Aujourd'hui, j'implose, impuissant... Je tente ici d'y attribuer des mots.
Je suis militant antispéciste bénévole. Je suis également salarié dans un système spéciste*.
Dans le cadre de mon travail, ce matin, je suis allé visiter une exploitation laitière avec plusieurs personnes. Une exploitation laitière « moyenne ». Quelques dizaines de vaches, une exploitation se voulant respectueuse de l'environnement et du « bien-être animal ».
J'y suis allé à titre professionnel, par obligation contractuelle, mais aussi à titre militant : pour savoir, comprendre, mettre à l'épreuve mes connaissances sur la question, prêt à écouter ce que les promoteurs de cette « activité » peuvent dire. Empirique. Je voulais observer le fonctionnement du spécisme, comment il est vécu et défendu par ses acteurs dans un cadre paisible - à leurs yeux - où les acteurs de cette discrimination mettent en scène leur métier. Je ne suis pas allé à l'encontre de l'humain derrière cela, mais plutôt du système lui même, son schème de pensée, le culturel : l'intouchable qui modèle le monde, la pensée qui contraint les corps. Une vaine tentative.
La présentation de l'exploitation est carrée, structurée, elle est simple, froide, elle est mécanique, elle est chiffre, elle est rentabilité, l'exploitation se veut "à taille humaine" mais est tant inhumaine.

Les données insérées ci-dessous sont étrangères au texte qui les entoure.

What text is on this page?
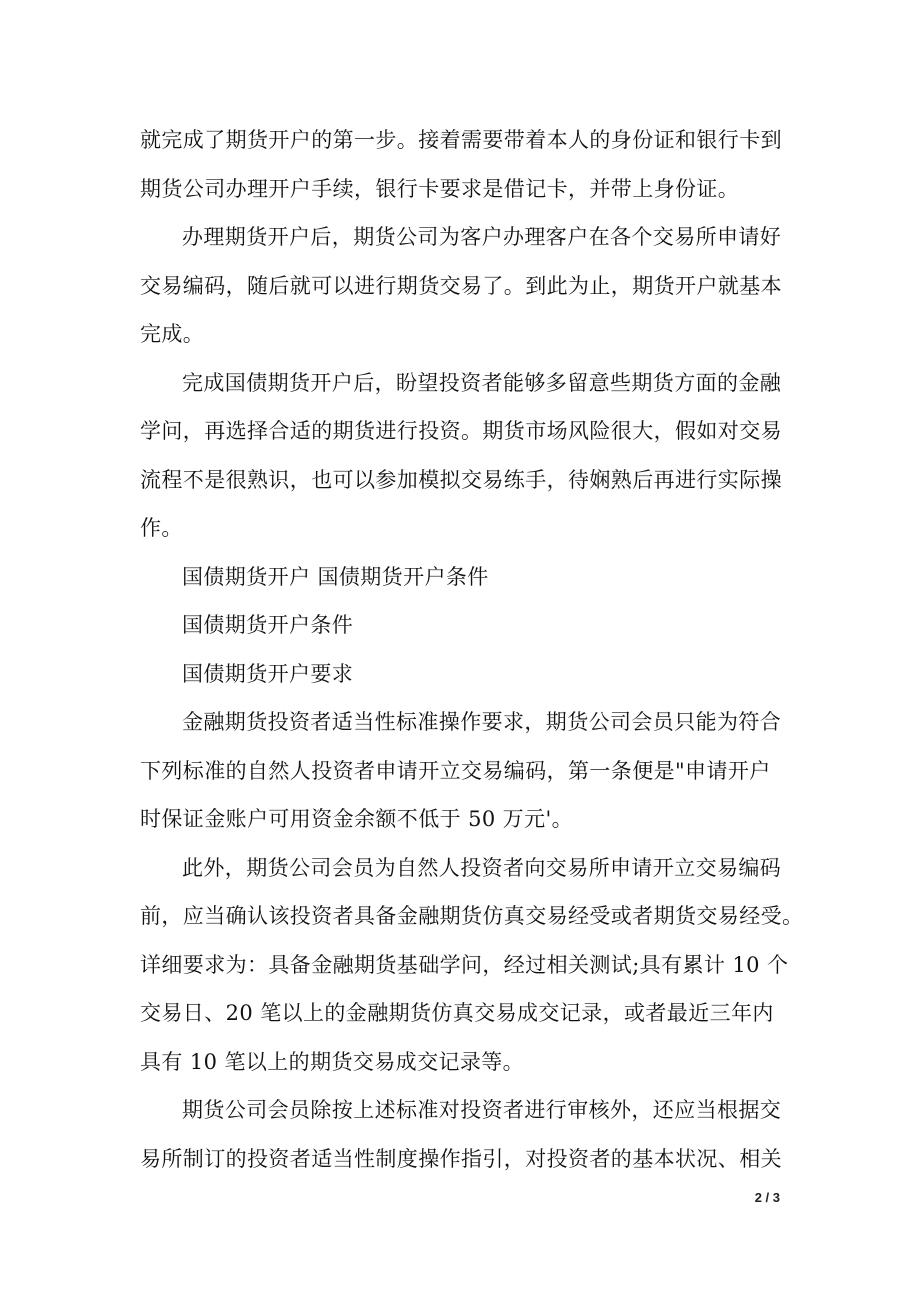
就完成了期货开户的第一步。接着需要带着本人的身份证和银行卡到
期货公司办理开户手续，银行卡要求是借记卡，并带上身份证。
办理期货开户后，期货公司为客户办理客户在各个交易所申请好
交易编码，随后就可以进行期货交易了。到此为止，期货开户就基本
完成。
完成国债期货开户后，盼望投资者能够多留意些期货方面的金融
学问，再选择合适的期货进行投资。期货市场风险很大，假如对交易
流程不是很熟识，也可以参加模拟交易练手，待娴熟后再进行实际操
作。
国债期货开户 国债期货开户条件
国债期货开户条件
国债期货开户要求
金融期货投资者适当性标准操作要求，期货公司会员只能为符合
下列标准的自然人投资者申请开立交易编码，第一条便是"申请开户
时保证金账户可用资金余额不低于 50 万元'。
此外，期货公司会员为自然人投资者向交易所申请开立交易编码
前，应当确认该投资者具备金融期货仿真交易经受或者期货交易经受。
详细要求为：具备金融期货基础学问，经过相关测试;具有累计 10 个
交易日、20 笔以上的金融期货仿真交易成交记录，或者最近三年内
具有 10 笔以上的期货交易成交记录等。
期货公司会员除按上述标准对投资者进行审核外，还应当根据交
易所制订的投资者适当性制度操作指引，对投资者的基本状况、相关
2 / 3
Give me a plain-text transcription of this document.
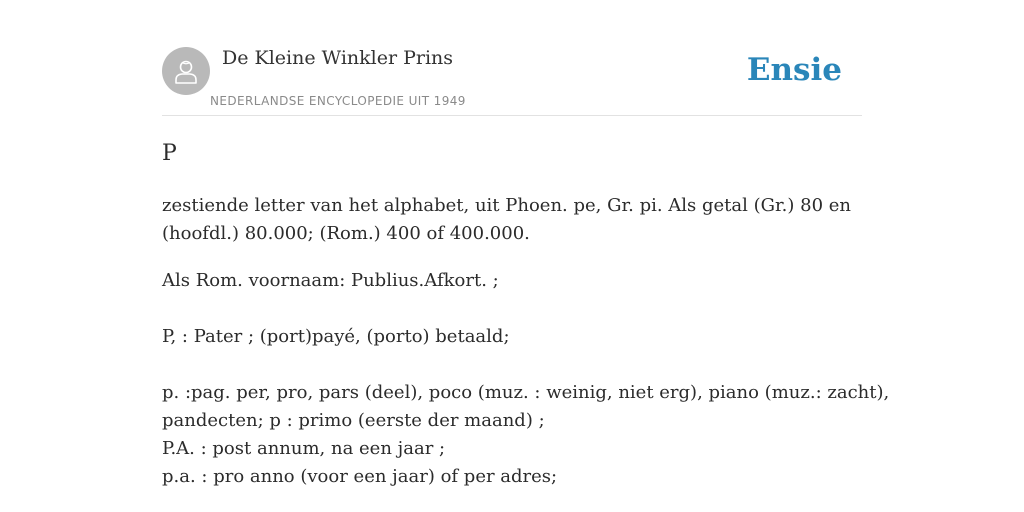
De Kleine Winkler Prins
NEDERLANDSE ENCYCLOPEDIE UIT 1949
Ensie
P

zestiende letter van het alphabet, uit Phoen. pe, Gr. pi. Als getal (Gr.) 80 en (hoofdl.) 80.000; (Rom.) 400 of 400.000.

Als Rom. voornaam: Publius.Afkort. ;
P, : Pater ; (port)payé, (porto) betaald;
p. :pag. per, pro, pars (deel), poco (muz. : weinig, niet erg), piano (muz.: zacht),
pandecten; p : primo (eerste der maand) ;
P.A. : post annum, na een jaar ;
p.a. : pro anno (voor een jaar) of per adres;
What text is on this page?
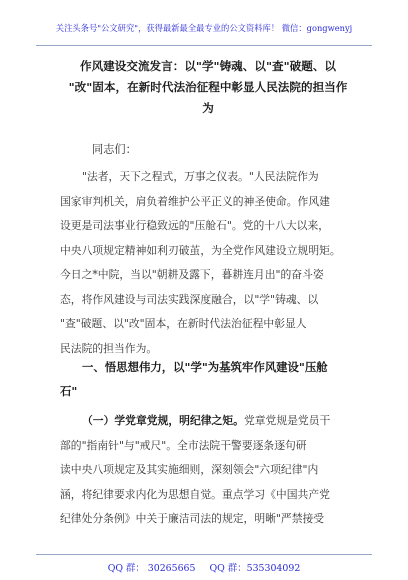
关注头条号"公文研究"，获得最新最全最专业的公文资料库！ 微信：gongwenyj
作风建设交流发言：以"学"铸魂、以"查"破题、以
"改"固本，在新时代法治征程中彰显人民法院的担当作
为
同志们：
"法者，天下之程式，万事之仪表。"人民法院作为
国家审判机关，肩负着维护公平正义的神圣使命。作风建
设更是司法事业行稳致远的"压舱石"。党的十八大以来，
中央八项规定精神如利刃破茧，为全党作风建设立规明矩。
今日之*中院，当以"朝耕及露下，暮耕连月出"的奋斗姿
态，将作风建设与司法实践深度融合，以"学"铸魂、以
"查"破题、以"改"固本，在新时代法治征程中彰显人
民法院的担当作为。
一、悟思想伟力，以"学"为基筑牢作风建设"压舱
石"
（一）学党章党规，明纪律之矩。党章党规是党员干
部的"指南针"与"戒尺"。全市法院干警要逐条逐句研
读中央八项规定及其实施细则，深刻领会"六项纪律"内
涵，将纪律要求内化为思想自觉。重点学习《中国共产党
纪律处分条例》中关于廉洁司法的规定，明晰"严禁接受
QQ 群： 30265665 QQ 群：535304092
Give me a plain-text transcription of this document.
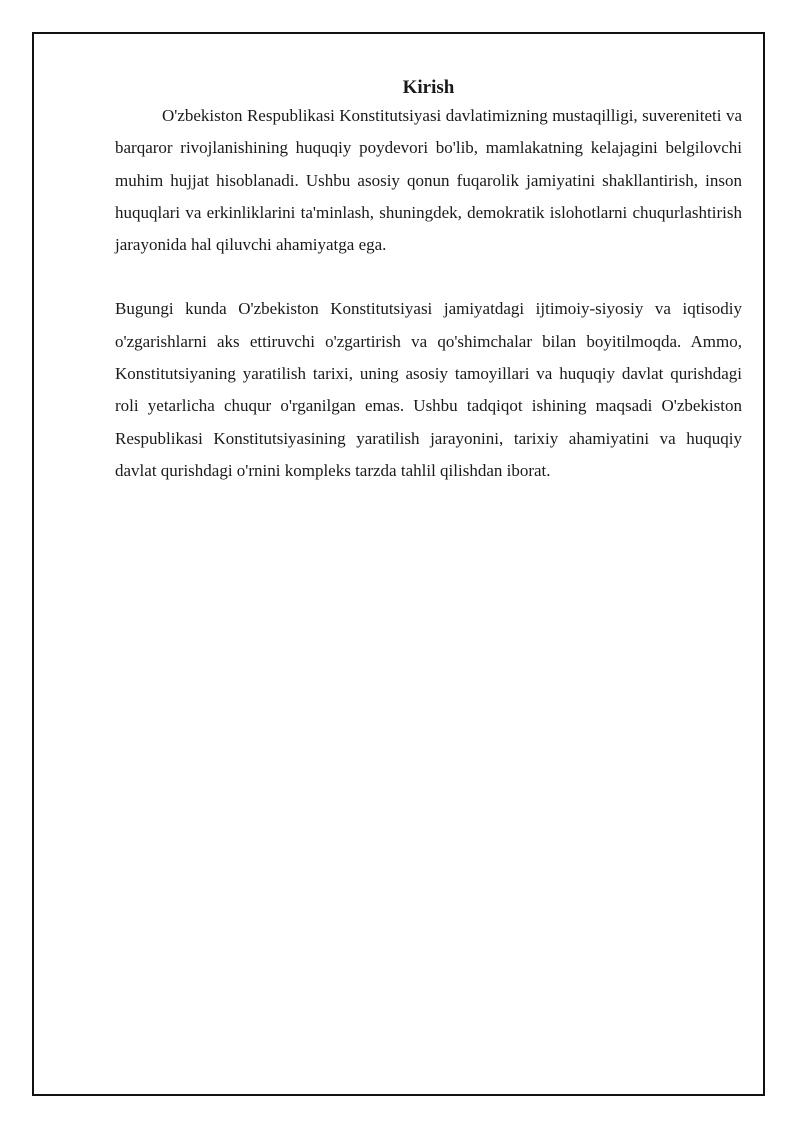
Kirish

O'zbekiston Respublikasi Konstitutsiyasi davlatimizning mustaqilligi, suvereniteti va barqaror rivojlanishining huquqiy poydevori bo'lib, mamlakatning kelajagini belgilovchi muhim hujjat hisoblanadi. Ushbu asosiy qonun fuqarolik jamiyatini shakllantirish, inson huquqlari va erkinliklarini ta'minlash, shuningdek, demokratik islohotlarni chuqurlashtirish jarayonida hal qiluvchi ahamiyatga ega.

Bugungi kunda O'zbekiston Konstitutsiyasi jamiyatdagi ijtimoiy-siyosiy va iqtisodiy o'zgarishlarni aks ettiruvchi o'zgartirish va qo'shimchalar bilan boyitilmoqda. Ammo, Konstitutsiyaning yaratilish tarixi, uning asosiy tamoyillari va huquqiy davlat qurishdagi roli yetarlicha chuqur o'rganilgan emas. Ushbu tadqiqot ishining maqsadi O'zbekiston Respublikasi Konstitutsiyasining yaratilish jarayonini, tarixiy ahamiyatini va huquqiy davlat qurishdagi o'rnini kompleks tarzda tahlil qilishdan iborat.
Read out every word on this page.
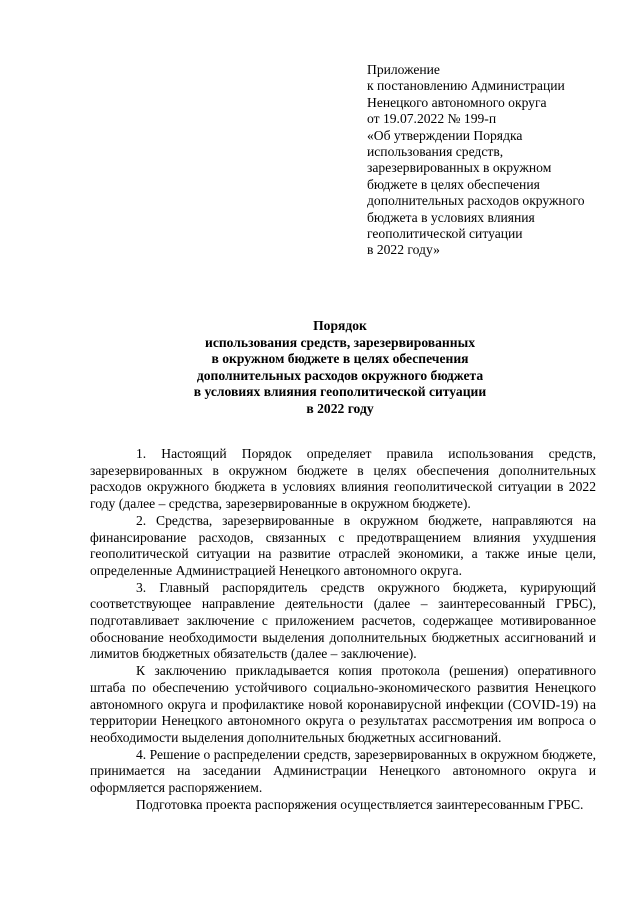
Приложение
к постановлению Администрации
Ненецкого автономного округа
от 19.07.2022 № 199-п
«Об утверждении Порядка
использования средств,
зарезервированных в окружном
бюджете в целях обеспечения
дополнительных расходов окружного
бюджета в условиях влияния
геополитической ситуации
в 2022 году»
Порядок
использования средств, зарезервированных
в окружном бюджете в целях обеспечения
дополнительных расходов окружного бюджета
в условиях влияния геополитической ситуации
в 2022 году

1. Настоящий Порядок определяет правила использования средств, зарезервированных в окружном бюджете в целях обеспечения дополнительных расходов окружного бюджета в условиях влияния геополитической ситуации в 2022 году (далее – средства, зарезервированные в окружном бюджете).

2. Средства, зарезервированные в окружном бюджете, направляются на финансирование расходов, связанных с предотвращением влияния ухудшения геополитической ситуации на развитие отраслей экономики, а также иные цели, определенные Администрацией Ненецкого автономного округа.

3. Главный распорядитель средств окружного бюджета, курирующий соответствующее направление деятельности (далее – заинтересованный ГРБС), подготавливает заключение с приложением расчетов, содержащее мотивированное обоснование необходимости выделения дополнительных бюджетных ассигнований и лимитов бюджетных обязательств (далее – заключение).

К заключению прикладывается копия протокола (решения) оперативного штаба по обеспечению устойчивого социально-экономического развития Ненецкого автономного округа и профилактике новой коронавирусной инфекции (COVID-19) на территории Ненецкого автономного округа о результатах рассмотрения им вопроса о необходимости выделения дополнительных бюджетных ассигнований.

4. Решение о распределении средств, зарезервированных в окружном бюджете, принимается на заседании Администрации Ненецкого автономного округа и оформляется распоряжением.

Подготовка проекта распоряжения осуществляется заинтересованным ГРБС.
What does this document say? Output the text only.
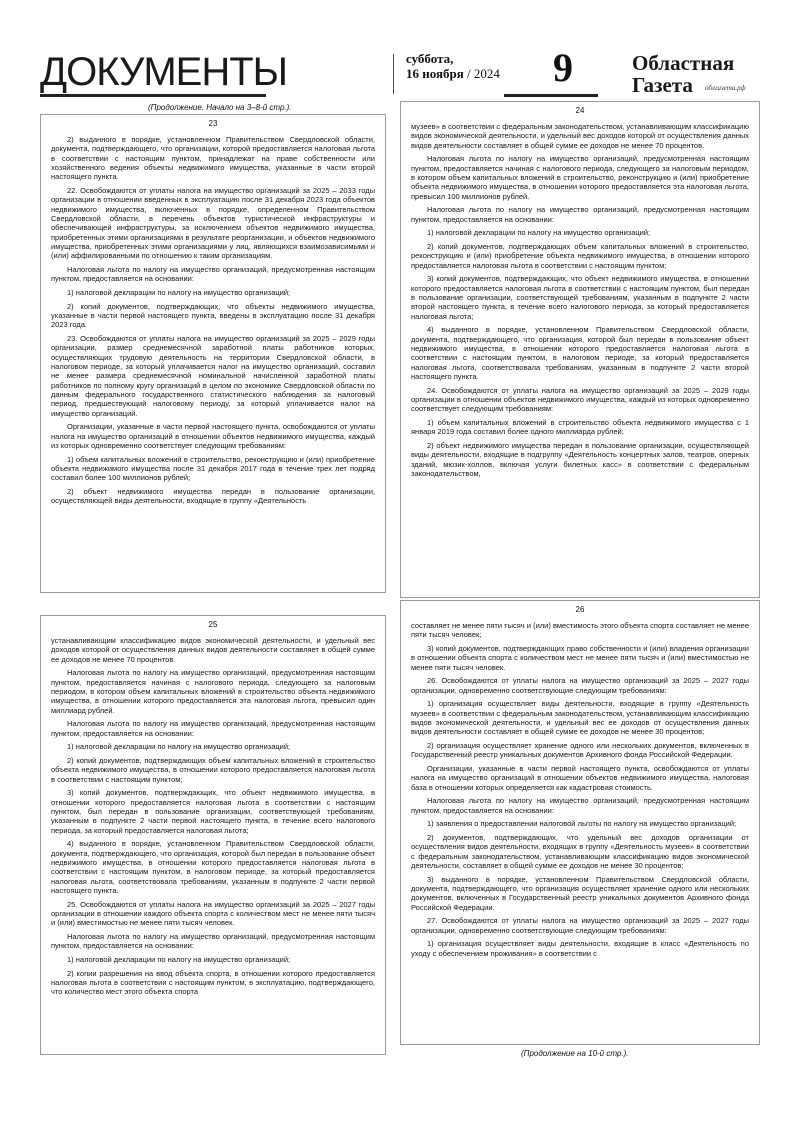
ДОКУМЕНТЫ	суббота,
16 ноября / 2024	9	Областная
Газета облгазета.рф
(Продолжение. Начало на 3–8-й стр.).
23

2) выданного в порядке, установленном Правительством Свердловской области, документа, подтверждающего, что организации, которой предоставляется налоговая льгота в соответствии с настоящим пунктом, принадлежат на праве собственности или хозяйственного ведения объекты недвижимого имущества, указанные в части второй настоящего пункта.

22. Освобождаются от уплаты налога на имущество организаций за 2025 – 2033 годы организации в отношении введенных в эксплуатацию после 31 декабря 2023 года объектов недвижимого имущества, включенных в порядке, определенном Правительством Свердловской области, в перечень объектов туристической инфраструктуры и обеспечивающей инфраструктуры, за исключением объектов недвижимого имущества, приобретенных этими организациями в результате реорганизации, и объектов недвижимого имущества, приобретенных этими организациями у лиц, являющихся взаимозависимыми и (или) аффилированными по отношению к таким организациям.

Налоговая льгота по налогу на имущество организаций, предусмотренная настоящим пунктом, предоставляется на основании:

1) налоговой декларации по налогу на имущество организаций;

2) копий документов, подтверждающих, что объекты недвижимого имущества, указанные в части первой настоящего пункта, введены в эксплуатацию после 31 декабря 2023 года.

23. Освобождаются от уплаты налога на имущество организаций за 2025 – 2029 годы организации, размер среднемесячной заработной платы работников которых, осуществляющих трудовую деятельность на территории Свердловской области, в налоговом периоде, за который уплачивается налог на имущество организаций, составил не менее размера среднемесячной номинальной начисленной заработной платы работников по полному кругу организаций в целом по экономике Свердловской области по данным федерального государственного статистического наблюдения за налоговый период, предшествующий налоговому периоду, за который уплачивается налог на имущество организаций.

Организации, указанные в части первой настоящего пункта, освобождаются от уплаты налога на имущество организаций в отношении объектов недвижимого имущества, каждый из которых одновременно соответствует следующим требованиям:

1) объем капитальных вложений в строительство, реконструкцию и (или) приобретение объекта недвижимого имущества после 31 декабря 2017 года в течение трех лет подряд составил более 100 миллионов рублей;

2) объект недвижимого имущества передан в пользование организации, осуществляющей виды деятельности, входящие в группу «Деятельность

24

музеев» в соответствии с федеральным законодательством, устанавливающим классификацию видов экономической деятельности, и удельный вес доходов которой от осуществления данных видов деятельности составляет в общей сумме ее доходов не менее 70 процентов.

Налоговая льгота по налогу на имущество организаций, предусмотренная настоящим пунктом, предоставляется начиная с налогового периода, следующего за налоговым периодом, в котором объем капитальных вложений в строительство, реконструкцию и (или) приобретение объекта недвижимого имущества, в отношении которого предоставляется эта налоговая льгота, превысил 100 миллионов рублей.

Налоговая льгота по налогу на имущество организаций, предусмотренная настоящим пунктом, предоставляется на основании:

1) налоговой декларации по налогу на имущество организаций;

2) копий документов, подтверждающих объем капитальных вложений в строительство, реконструкцию и (или) приобретение объекта недвижимого имущества, в отношении которого предоставляется налоговая льгота в соответствии с настоящим пунктом;

3) копий документов, подтверждающих, что объект недвижимого имущества, в отношении которого предоставляется налоговая льгота в соответствии с настоящим пунктом, был передан в пользование организации, соответствующей требованиям, указанным в подпункте 2 части второй настоящего пункта, в течение всего налогового периода, за который предоставляется налоговая льгота;

4) выданного в порядке, установленном Правительством Свердловской области, документа, подтверждающего, что организация, которой был передан в пользование объект недвижимого имущества, в отношении которого предоставляется налоговая льгота в соответствии с настоящим пунктом, в налоговом периоде, за который предоставляется налоговая льгота, соответствовала требованиям, указанным в подпункте 2 части второй настоящего пункта.

24. Освобождаются от уплаты налога на имущество организаций за 2025 – 2029 годы организации в отношении объектов недвижимого имущества, каждый из которых одновременно соответствует следующим требованиям:

1) объем капитальных вложений в строительство объекта недвижимого имущества с 1 января 2019 года составил более одного миллиарда рублей;

2) объект недвижимого имущества передан в пользование организации, осуществляющей виды деятельности, входящие в подгруппу «Деятельность концертных залов, театров, оперных зданий, мюзик-холлов, включая услуги билетных касс» в соответствии с федеральным законодательством,

25

устанавливающим классификацию видов экономической деятельности, и удельный вес доходов которой от осуществления данных видов деятельности составляет в общей сумме ее доходов не менее 70 процентов.

Налоговая льгота по налогу на имущество организаций, предусмотренная настоящим пунктом, предоставляется начиная с налогового периода, следующего за налоговым периодом, в котором объем капитальных вложений в строительство объекта недвижимого имущества, в отношении которого предоставляется эта налоговая льгота, превысил один миллиард рублей.

Налоговая льгота по налогу на имущество организаций, предусмотренная настоящим пунктом, предоставляется на основании:

1) налоговой декларации по налогу на имущество организаций;

2) копий документов, подтверждающих объем капитальных вложений в строительство объекта недвижимого имущества, в отношении которого предоставляется налоговая льгота в соответствии с настоящим пунктом;

3) копий документов, подтверждающих, что объект недвижимого имущества, в отношении которого предоставляется налоговая льгота в соответствии с настоящим пунктом, был передан в пользование организации, соответствующей требованиям, указанным в подпункте 2 части первой настоящего пункта, в течение всего налогового периода, за который предоставляется налоговая льгота;

4) выданного в порядке, установленном Правительством Свердловской области, документа, подтверждающего, что организация, которой был передан в пользование объект недвижимого имущества, в отношении которого предоставляется налоговая льгота в соответствии с настоящим пунктом, в налоговом периоде, за который предоставляется налоговая льгота, соответствовала требованиям, указанным в подпункте 2 части первой настоящего пункта.

25. Освобождаются от уплаты налога на имущество организаций за 2025 – 2027 годы организации в отношении каждого объекта спорта с количеством мест не менее пяти тысяч и (или) вместимостью не менее пяти тысяч человек.

Налоговая льгота по налогу на имущество организаций, предусмотренная настоящим пунктом, предоставляется на основании:

1) налоговой декларации по налогу на имущество организаций;

2) копии разрешения на ввод объекта спорта, в отношении которого предоставляется налоговая льгота в соответствии с настоящим пунктом, в эксплуатацию, подтверждающего, что количество мест этого объекта спорта

26

составляет не менее пяти тысяч и (или) вместимость этого объекта спорта составляет не менее пяти тысяч человек;

3) копий документов, подтверждающих право собственности и (или) владения организации в отношении объекта спорта с количеством мест не менее пяти тысяч и (или) вместимостью не менее пяти тысяч человек.

26. Освобождаются от уплаты налога на имущество организаций за 2025 – 2027 годы организации, одновременно соответствующие следующим требованиям:

1) организация осуществляет виды деятельности, входящие в группу «Деятельность музеев» в соответствии с федеральным законодательством, устанавливающим классификацию видов экономической деятельности, и удельный вес ее доходов от осуществления данных видов деятельности составляет в общей сумме ее доходов не менее 30 процентов;

2) организация осуществляет хранение одного или нескольких документов, включенных в Государственный реестр уникальных документов Архивного фонда Российской Федерации.

Организации, указанные в части первой настоящего пункта, освобождаются от уплаты налога на имущество организаций в отношении объектов недвижимого имущества, налоговая база в отношении которых определяется как кадастровая стоимость.

Налоговая льгота по налогу на имущество организаций, предусмотренная настоящим пунктом, предоставляется на основании:

1) заявления о предоставлении налоговой льготы по налогу на имущество организаций;

2) документов, подтверждающих, что удельный вес доходов организации от осуществления видов деятельности, входящих в группу «Деятельность музеев» в соответствии с федеральным законодательством, устанавливающим классификацию видов экономической деятельности, составляет в общей сумме ее доходов не менее 30 процентов;

3) выданного в порядке, установленном Правительством Свердловской области, документа, подтверждающего, что организация осуществляет хранение одного или нескольких документов, включенных в Государственный реестр уникальных документов Архивного фонда Российской Федерации.

27. Освобождаются от уплаты налога на имущество организаций за 2025 – 2027 годы организации, одновременно соответствующие следующим требованиям:

1) организация осуществляет виды деятельности, входящие в класс «Деятельность по уходу с обеспечением проживания» в соответствии с

(Продолжение на 10-й стр.).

Je cite : « La holstein est la formule 1 des vaches laitières : 30 litres par jour ! Une heure de traite le matin, une heure de traite le soir. » Quel est alors le bien-être ? Celui du "producteur", l'exploiteur, le consommateur, qui prend. « Une génisse avec des cornes c'est une génisse sûre d'elle, qui n'a pas peur, qui peut attaquer. Elles sont donc écornées, ce n'est pas agréable mais c'est pour la sécurité. » La sécurité de qui ? De l'Homme, assuré de milliers d'années de domination. Tout-puissant. Je comprends, l'homme spéciste est avant tout réactionnaire, il perpétue les gestes de ses ancêtres en maniant des êtres vivants et sentients qu'il ne voit plus comme tels.
Et les veaux, nouveaux-nés indispensables pour que les vaches produisent du lait, alors ? « Nous engraissons des veaux de lait – comprendre : viande de veaux en termes spécistes – et nous en élevons quelques uns pour faire de la viande de bœuf. » Mécanique. Une chaîne de production avec un début et une fin.
Les veaux nous sont montrés. Certains sont à plusieurs dans des enclos avec paille, loin de leurs mères invisibles derrières des tôles. D'autres, les plus jeunes, sont dans des box individuels, avec le minimum nécessaire pour se retourner. Ils ont été enlevés à leurs mères pour que le Tout-Puissant puisse prendre leur lait. Entravés. Ils cherchent donc à téter, tendant leur museau vers les mains humaines proches des barrières.
J'y vais d'un pas hésitant, de peur d'être anéanti face à une impuissance certaine : celle de la compassion pour un être qui est exploité avec l'unanimité des personnes qui m'entourent. Pire, du système dans lequel je vis.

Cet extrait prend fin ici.